If you're sending a student to college next year, you need to know about big changes to the way students apply for financial aid. You can start submitting your student financial aid forms earlier than ever and reporting your financial information is now easier.
But these changes mean students who want to attend college need to get ready earlier. Some students aren't sure which school they're attending yet, but that doesn't mean it's too soon to start thinking about financial aid.
Like many students, Abigail Hagan is looking forward to the freedoms of college. The Shadle Park High School senior knows she wants to attend Central Washington University, Eastern Washington University or Gonzaga University. She also knows she'll need help paying for it.
"My family doesn't have the resources to pay for a lot of college.

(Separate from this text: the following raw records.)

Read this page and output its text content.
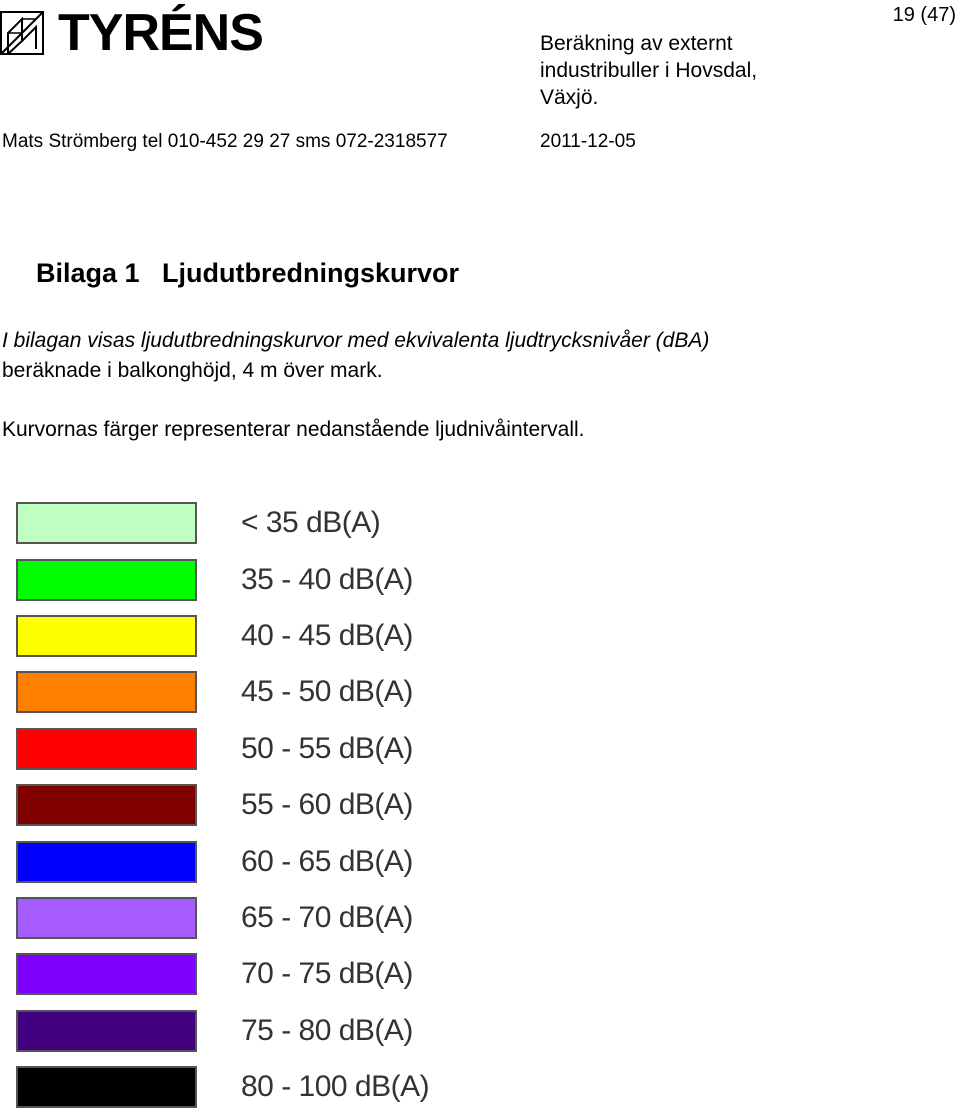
TYRÉNS	19 (47)
Beräkning av externt
industribuller i Hovsdal,
Växjö.
Mats Strömberg tel 010-452 29 27 sms 072-2318577	2011-12-05
Bilaga 1   Ljudutbredningskurvor
I bilagan visas ljudutbredningskurvor med ekvivalenta ljudtrycksnivåer (dBA)
beräknade i balkonghöjd, 4 m över mark.
Kurvornas färger representerar nedanstående ljudnivåintervall.
< 35 dB(A)
35 - 40 dB(A)
40 - 45 dB(A)
45 - 50 dB(A)
50 - 55 dB(A)
55 - 60 dB(A)
60 - 65 dB(A)
65 - 70 dB(A)
70 - 75 dB(A)
75 - 80 dB(A)
80 - 100 dB(A)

It's on me to find scholarships and financial aid," Abigail said.
This year, college hopefuls can get a jump start on FAFSA. Registration opened Oct. 1, a full three months ahead of the usual January 1 deadline.

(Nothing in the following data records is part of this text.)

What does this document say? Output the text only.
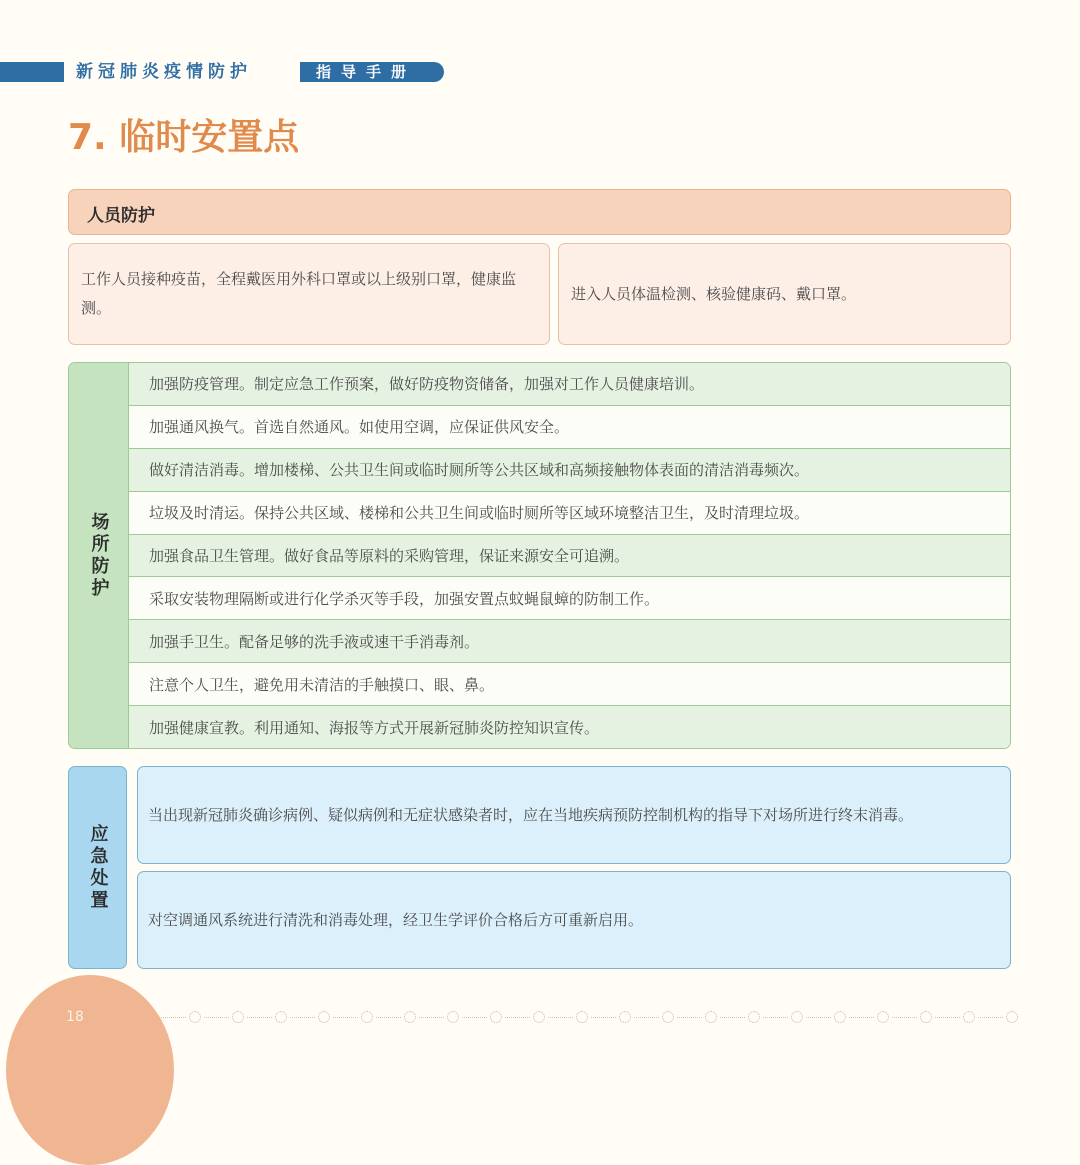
新冠肺炎疫情防护	指导手册
7. 临时安置点
人员防护
工作人员接种疫苗，全程戴医用外科口罩或以上级别口罩，健康监测。
进入人员体温检测、核验健康码、戴口罩。
场所防护
加强防疫管理。制定应急工作预案，做好防疫物资储备，加强对工作人员健康培训。
加强通风换气。首选自然通风。如使用空调，应保证供风安全。
做好清洁消毒。增加楼梯、公共卫生间或临时厕所等公共区域和高频接触物体表面的清洁消毒频次。
垃圾及时清运。保持公共区域、楼梯和公共卫生间或临时厕所等区域环境整洁卫生，及时清理垃圾。
加强食品卫生管理。做好食品等原料的采购管理，保证来源安全可追溯。
采取安装物理隔断或进行化学杀灭等手段，加强安置点蚊蝇鼠蟑的防制工作。
加强手卫生。配备足够的洗手液或速干手消毒剂。
注意个人卫生，避免用未清洁的手触摸口、眼、鼻。
加强健康宣教。利用通知、海报等方式开展新冠肺炎防控知识宣传。
应急处置
当出现新冠肺炎确诊病例、疑似病例和无症状感染者时，应在当地疾病预防控制机构的指导下对场所进行终末消毒。
对空调通风系统进行清洗和消毒处理，经卫生学评价合格后方可重新启用。
18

"The purpose of the government changing the date is to give students more time to make a decision about where they want to go to school based on the financial packages that are presented to them," Melissa Pettey, Spokane Public Schools College and Career Coordinator, said.
For first time college students, that means you should put down all the schools you're applying to. The FAFSA application allows you to add up to ten. That way, your financial aid is ready to go when you decide which school you're going to.

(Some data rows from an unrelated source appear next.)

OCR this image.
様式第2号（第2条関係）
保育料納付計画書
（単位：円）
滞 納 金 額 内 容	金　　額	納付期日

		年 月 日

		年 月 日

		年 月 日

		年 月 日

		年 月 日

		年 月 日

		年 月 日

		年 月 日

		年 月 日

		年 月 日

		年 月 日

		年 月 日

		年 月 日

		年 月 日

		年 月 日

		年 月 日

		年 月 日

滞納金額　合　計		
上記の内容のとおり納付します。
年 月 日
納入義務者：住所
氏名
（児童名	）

The FAFSA asks for financial information reported on your federal tax return. Now, you can base your answers on your return from the previous year.
"They're calling it the "prior-prior." So it's actually the taxes that you've already filed and turned in last April, so it's your 2015 taxes that you're filing for your FAFSA report," Pettey said.
This new policy should make it easier to answer the questions and you won't have to go back and update your form next spring when you file taxes again.
These changes aim to make the whole process easier, but it can still be a tedious and sometimes confusing task.
"It's important to know that there's support out there to fill it out," Pettey said.
Some of that support is coming from the Spokane Public Schools District. They offer a number of workshops to help you complete your application.
The district partnered with all of the districts in the area, so regardless of where you go to school, you can attend an SPS event.